You will find plenty to read on the topic of power in this issue. The above quote is by Michael Foot. Perhaps not the best example to follow to gain power, but as one of the finest orators in British politics, I’ll recommend his advice on this occasion.
Our cover interview (p52) is with a man who has enjoyed enormous power and craves it again. Amber and Caroline talked to Ed Balls for so long that he was late for his meeting with the party leader. He will never shake off his stereotype as a political bruiser, but he can be excellent company and we get him to relax and open up on much that is political and personal. Balls’ claim that he and Yvette don’t talk politics is a little hard to believe but he certainly knows his Americana – a trait he shares with his bête noire, the Chancellor of the Exchequer.
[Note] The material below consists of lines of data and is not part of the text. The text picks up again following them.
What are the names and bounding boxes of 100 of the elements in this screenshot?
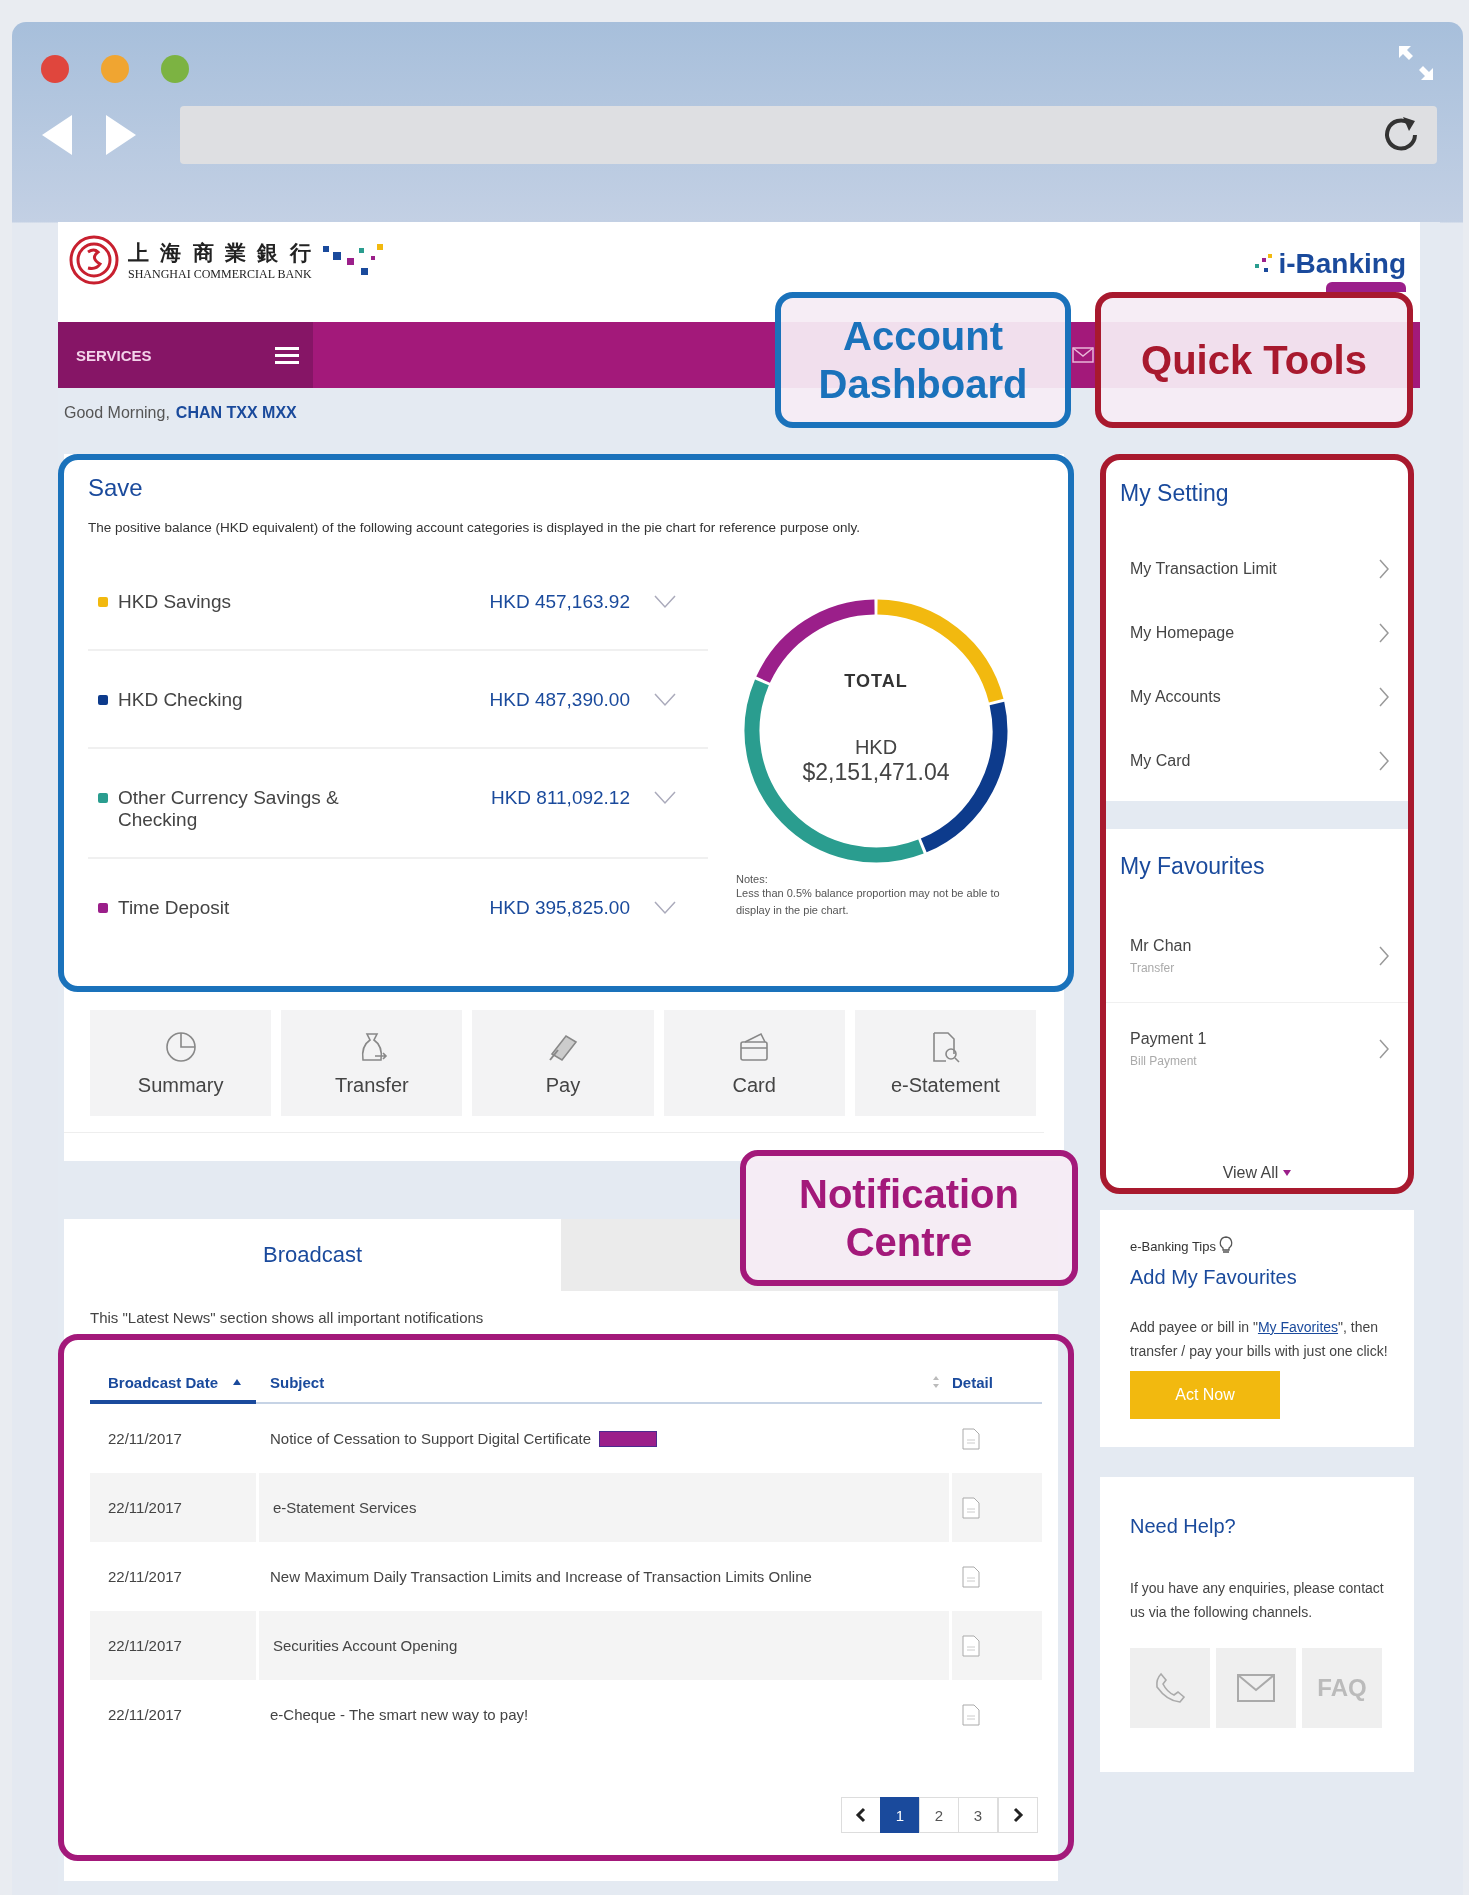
chevron-right-icon xyxy=(1378,750,1390,772)
table-cell[interactable]: e-Statement Services xyxy=(256,1473,952,1542)
callout-tooltip: Quick Tools xyxy=(1095,292,1413,428)
previous-page-icon[interactable] xyxy=(841,1797,881,1833)
favourite-item[interactable]: Mr Chan Transfer xyxy=(1106,910,1408,1003)
mail-icon xyxy=(1237,1674,1275,1702)
favourite-item[interactable]: Payment 1 Bill Payment xyxy=(1106,1003,1408,1095)
settings-item[interactable]: My Card xyxy=(1106,729,1408,793)
account-amount: HKD 457,163.92 xyxy=(488,591,630,613)
section-title: My Favourites xyxy=(1119,853,1266,880)
shortcut-button[interactable]: Transfer xyxy=(281,1010,463,1116)
caret-icon xyxy=(1283,1170,1292,1176)
chevron-right-icon xyxy=(1378,945,1390,967)
chevron-right-icon xyxy=(1378,622,1390,644)
total-label: TOTAL xyxy=(844,671,908,692)
services-menu-button[interactable]: SERVICES xyxy=(58,322,313,388)
column-header[interactable]: Broadcast Date xyxy=(90,1364,256,1404)
page-button[interactable]: 3 xyxy=(958,1797,998,1833)
tips-label: e-Banking Tips xyxy=(1130,1239,1216,1254)
chevron-right-icon xyxy=(1378,558,1390,580)
menu-icon xyxy=(275,345,299,365)
table-cell[interactable]: e-Cheque - The smart new way to pay! xyxy=(256,1680,952,1749)
user-name: CHAN TXX MXX xyxy=(175,404,297,422)
phone-button[interactable] xyxy=(1130,1648,1210,1728)
settings-item[interactable]: My Accounts xyxy=(1106,665,1408,729)
table-cell-text: 22/11/2017 xyxy=(107,1429,183,1449)
account-name: HKD Checking xyxy=(118,689,244,711)
settings-item[interactable]: My Transaction Limit xyxy=(1106,537,1408,601)
favourite-name: Payment 1 xyxy=(1130,1030,1207,1048)
document-icon[interactable] xyxy=(962,1496,980,1519)
document-icon[interactable] xyxy=(962,1427,980,1450)
section-title: Save xyxy=(88,474,144,502)
card-title: Need Help? xyxy=(1130,1515,1237,1538)
account-row[interactable]: Other Currency Savings & Checking HKD 811,092.12 xyxy=(88,749,708,859)
column-header[interactable]: Subject xyxy=(256,1362,952,1402)
chevron-right-icon xyxy=(1378,686,1390,708)
chevron-icon[interactable] xyxy=(654,693,676,707)
description-text: The positive balance (HKD equivalent) of the following account categories is displayed in the pie chart for reference purpose only. xyxy=(88,520,861,535)
section-title: My Setting xyxy=(1119,480,1230,507)
back-icon[interactable] xyxy=(40,113,74,157)
window-control-icon[interactable] xyxy=(40,54,70,84)
dots-icon xyxy=(1254,253,1275,275)
page-button[interactable]: 1 xyxy=(880,1797,920,1833)
window-control-icon[interactable] xyxy=(160,54,190,84)
shortcut-button[interactable]: Card xyxy=(663,1010,845,1116)
bank-logo-icon xyxy=(68,234,120,286)
next-page-icon[interactable] xyxy=(998,1797,1038,1833)
lightbulb-icon xyxy=(1218,1236,1234,1254)
total-currency: HKD xyxy=(854,736,898,759)
account-amount: HKD 487,390.00 xyxy=(488,689,630,711)
greeting-text: Good Morning, xyxy=(64,404,170,422)
window-control-icon[interactable] xyxy=(100,54,130,84)
table-cell-text: 22/11/2017 xyxy=(107,1636,183,1656)
shortcut-button[interactable]: Summary xyxy=(90,1010,272,1116)
chevron-icon[interactable] xyxy=(654,901,676,915)
account-amount: HKD 811,092.12 xyxy=(489,787,630,809)
bank-name: SHANGHAI COMMERCIAL BANK xyxy=(128,266,313,282)
tab[interactable]: Broadcast xyxy=(64,1219,561,1291)
account-row[interactable]: HKD Checking HKD 487,390.00 xyxy=(88,651,708,749)
shortcut-button[interactable]: Pay xyxy=(472,1010,654,1116)
chevron-icon[interactable] xyxy=(654,791,676,805)
callout-tooltip: Notification Centre xyxy=(740,1150,1078,1286)
table-cell[interactable]: Securities Account Opening xyxy=(256,1611,952,1680)
table-cell-text: 22/11/2017 xyxy=(107,1498,183,1518)
account-name: Other Currency Savings & Checking xyxy=(118,787,340,831)
account-row[interactable]: HKD Savings HKD 457,163.92 xyxy=(88,553,708,651)
bank-name-chinese: 上 海 商 業 銀 行 xyxy=(128,238,313,267)
phone-icon xyxy=(1153,1671,1187,1705)
document-icon[interactable] xyxy=(962,1565,980,1588)
favourite-name: Mr Chan xyxy=(1130,937,1192,955)
forward-icon[interactable] xyxy=(104,113,138,157)
mail-icon[interactable] xyxy=(1072,347,1094,363)
account-name: HKD Savings xyxy=(118,591,232,613)
pie-chart-icon xyxy=(163,1029,198,1064)
shortcut-button[interactable]: e-Statement xyxy=(854,1010,1036,1116)
table-cell[interactable]: Notice of Cessation to Support Digital Certificate xyxy=(256,1404,952,1473)
callout-tooltip: Account Dashboard xyxy=(775,292,1071,428)
notes-text: Less than 0.5% balance proportion may not be able to display in the pie chart. xyxy=(736,886,1001,918)
favourite-type: Bill Payment xyxy=(1130,1054,1198,1068)
account-row[interactable]: Time Deposit HKD 395,825.00 xyxy=(88,859,708,955)
document-icon[interactable] xyxy=(962,1703,980,1726)
favourites-link[interactable]: My Favorites xyxy=(1257,1319,1339,1335)
email-button[interactable] xyxy=(1216,1648,1296,1728)
notes-title: Notes: xyxy=(736,873,769,885)
account-amount: HKD 395,825.00 xyxy=(488,897,630,919)
table-cell-text: 22/11/2017 xyxy=(107,1567,183,1587)
account-name: Time Deposit xyxy=(118,897,231,919)
settings-item[interactable]: My Homepage xyxy=(1106,601,1408,665)
favourite-type: Transfer xyxy=(1130,961,1176,975)
chevron-right-icon xyxy=(1378,1038,1390,1060)
intro-text: This "Latest News" section shows all important notifications xyxy=(89,1309,485,1326)
product-name: i-Banking xyxy=(1278,248,1406,280)
document-icon[interactable] xyxy=(962,1634,980,1657)
help-text: If you have any enquiries, please contact us via the following channels. xyxy=(1130,1579,1385,1622)
column-header[interactable]: Detail xyxy=(952,1362,1042,1402)
view-all-link[interactable]: View All xyxy=(1222,1164,1292,1182)
page-button[interactable]: 2 xyxy=(919,1797,959,1833)
chevron-icon[interactable] xyxy=(654,595,676,609)
table-cell[interactable]: New Maximum Daily Transaction Limits and Increase of Transaction Limits Online xyxy=(256,1542,952,1611)
tip-text: Add payee or bill in "My Favorites", then transfer / pay your bills with just one click! xyxy=(1130,1318,1388,1361)
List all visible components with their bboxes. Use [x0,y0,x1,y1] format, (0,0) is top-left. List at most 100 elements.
George Osborne is extensively profiled by Simon McGee on p48. The future of both men seems bound together as we weather a period of enormous financial insecurity. As the most respected strategists in their respective parties, Balls and Osborne are the real powers behind their leaders’ thrones. Osborne has been carefully placing allies around the cabinet table and in wider government. Simon digs out some lovely details on this hugely ambitious figure and we again hear of his ambitions for the top job.
Elsewhere, we interview key backbenchers, Graham Brady and Tony Lloyd, who are both understated but crucial conduits between the two sources of party power, the leadership and backbenchers. And our ever-popular history section enjoys the considerable presence of Cardinal Wolsey, who makes our modern-day power-brokers look amateurish.
Finally, no coverage of power would be complete without Niccolò Machiavelli. The latest biography on the Italian is reviewed by Tristram Hunt. Power, both current and past, always makes compelling reading. I hope you enjoy our content of the strongest of political currencies.